Un nouveau président pour le parti démocrate

Le protégé d’Obama, son ancien ministre du Travail, Tom Perez a remporté samedi à Atlanta la présidence du Comité National Démocrate, qui vient de passer une année 2016 difficile: coupable d’avoir favorisé Hillary Clinton aux dépens de Bernie Sanders – un indépendant devenu démocrate repassé indépendant – pendant les primaires démocrates, suscitant la fureur des supporters de Bernie, et provoquant la démission de la présidente, Debbie Wasserman le jour de l’inauguration de la Conférence Nationale Démocrate, et surtout responsable avec la candidate de la perte des élections présidentielles. 
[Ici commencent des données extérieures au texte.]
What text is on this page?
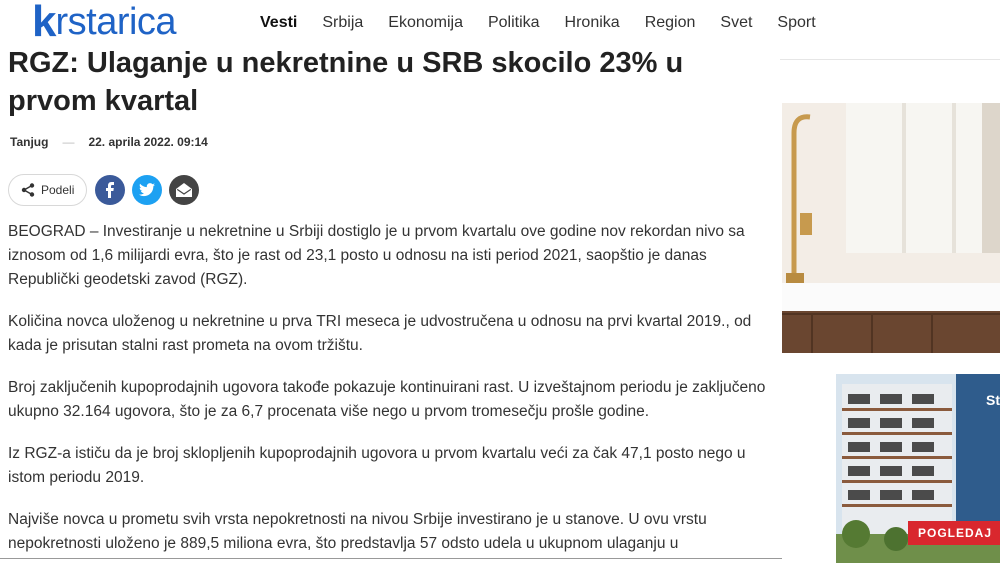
k rstarica	Vesti Srbija Ekonomija Politika Hronika Region Svet Sport
RGZ: Ulaganje u nekretnine u SRB skocilo 23% u prvom kvartal
Tanjug — 22. aprila 2022. 09:14
Podeli

BEOGRAD – Investiranje u nekretnine u Srbiji dostiglo je u prvom kvartalu ove godine nov rekordan nivo sa iznosom od 1,6 milijardi evra, što je rast od 23,1 posto u odnosu na isti period 2021, saopštio je danas Republički geodetski zavod (RGZ).

Količina novca uloženog u nekretnine u prva TRI meseca je udvostručena u odnosu na prvi kvartal 2019., od kada je prisutan stalni rast prometa na ovom tržištu.

Broj zaključenih kupoprodajnih ugovora takođe pokazuje kontinuirani rast. U izveštajnom periodu je zaključeno ukupno 32.164 ugovora, što je za 6,7 procenata više nego u prvom tromesečju prošle godine.

Iz RGZ-a ističu da je broj sklopljenih kupoprodajnih ugovora u prvom kvartalu veći za čak 47,1 posto nego u istom periodu 2019.

Najviše novca u prometu svih vrsta nepokretnosti na nivou Srbije investirano je u stanove. U ovu vrstu nepokretnosti uloženo je 889,5 miliona evra, što predstavlja 57 odsto udela u ukupnom ulaganju u

St
POGLEDAJ
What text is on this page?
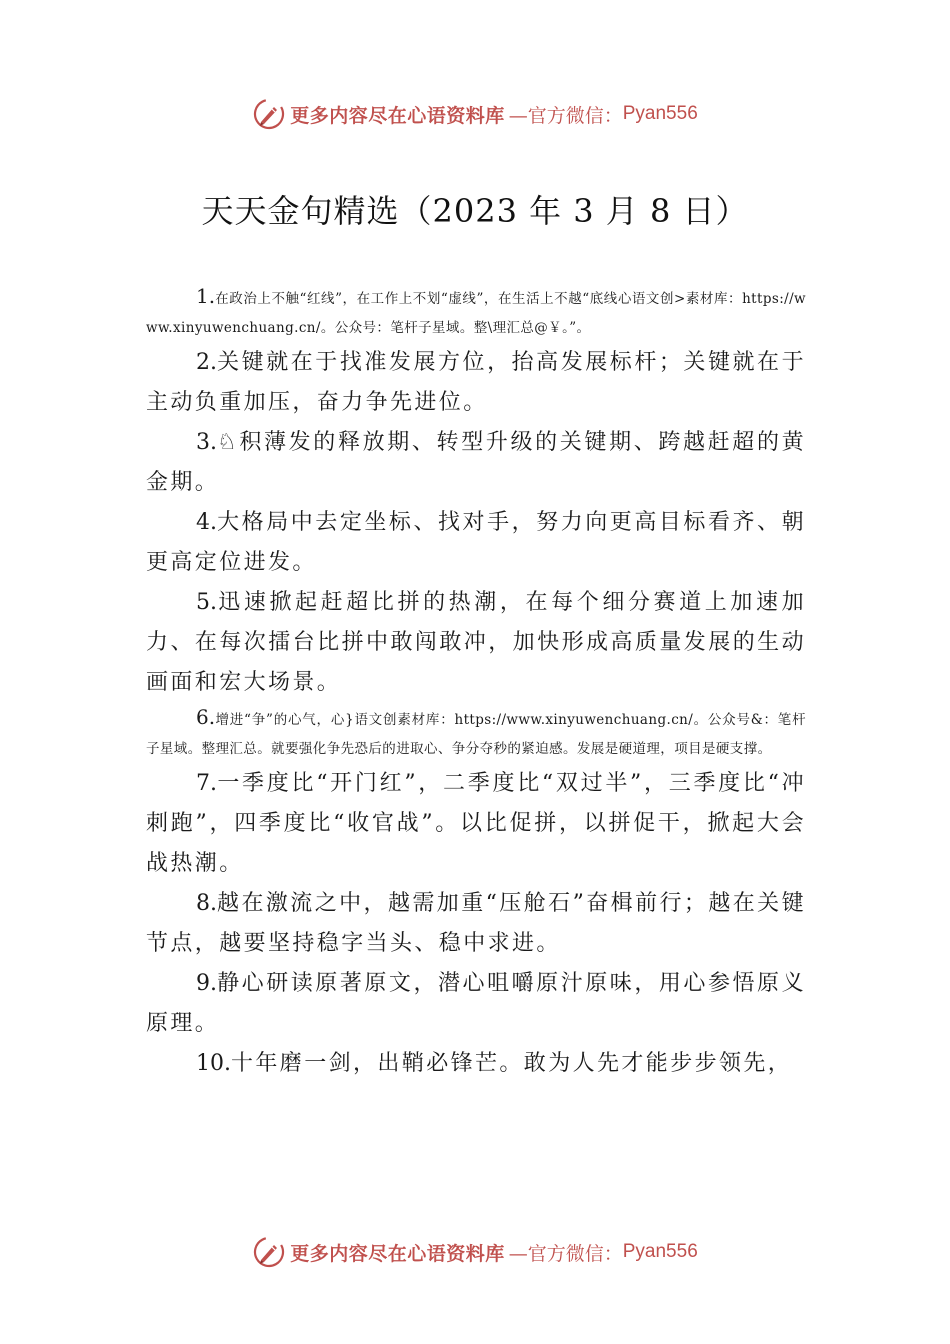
更多内容尽在心语资料库 —官方微信： Pyan556
天天金句精选（2023 年 3 月 8 日）

1.在政治上不触“红线”，在工作上不划“虚线”，在生活上不越“底线心语文创>素材库：https://www.xinyuwenchuang.cn/。公众号：笔杆子星域。整\理汇总@￥。”。

2.关键就在于找准发展方位，抬高发展标杆；关键就在于主动负重加压，奋力争先进位。

3.♘积薄发的释放期、转型升级的关键期、跨越赶超的黄金期。

4.大格局中去定坐标、找对手，努力向更高目标看齐、朝更高定位进发。

5.迅速掀起赶超比拼的热潮，在每个细分赛道上加速加力、在每次擂台比拼中敢闯敢冲，加快形成高质量发展的生动画面和宏大场景。

6.增进“争”的心气，心}语文创素材库：https://www.xinyuwenchuang.cn/。公众号&：笔杆子星域。整理汇总。就要强化争先恐后的进取心、争分夺秒的紧迫感。发展是硬道理，项目是硬支撑。

7.一季度比“开门红”，二季度比“双过半”，三季度比“冲刺跑”，四季度比“收官战”。以比促拼，以拼促干，掀起大会战热潮。

8.越在激流之中，越需加重“压舱石”奋楫前行；越在关键节点，越要坚持稳字当头、稳中求进。

9.静心研读原著原文，潜心咀嚼原汁原味，用心参悟原义原理。

10.十年磨一剑，出鞘必锋芒。敢为人先才能步步领先，

更多内容尽在心语资料库 —官方微信： Pyan556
Le rival de Perez, Keith Ellison, était soutenu par Bernie Sanders et ses militants, qui ont laissé éclater leur colère à l’annonce des résultats … et suscité l’ironie de Donald Trump, qui a accusé Hillary Clinton d’être derrière cette élection.
Keith Elisson a été nommé dans la foulée vice-président du DNC et les deux hommes ont annoncé vouloir travailler ensemble à unifier le parti entre les tendances progressistes (les jeunes et Bernie Sanders) et celles de l’establishment, accusé de défendre les intérêts des entreprises.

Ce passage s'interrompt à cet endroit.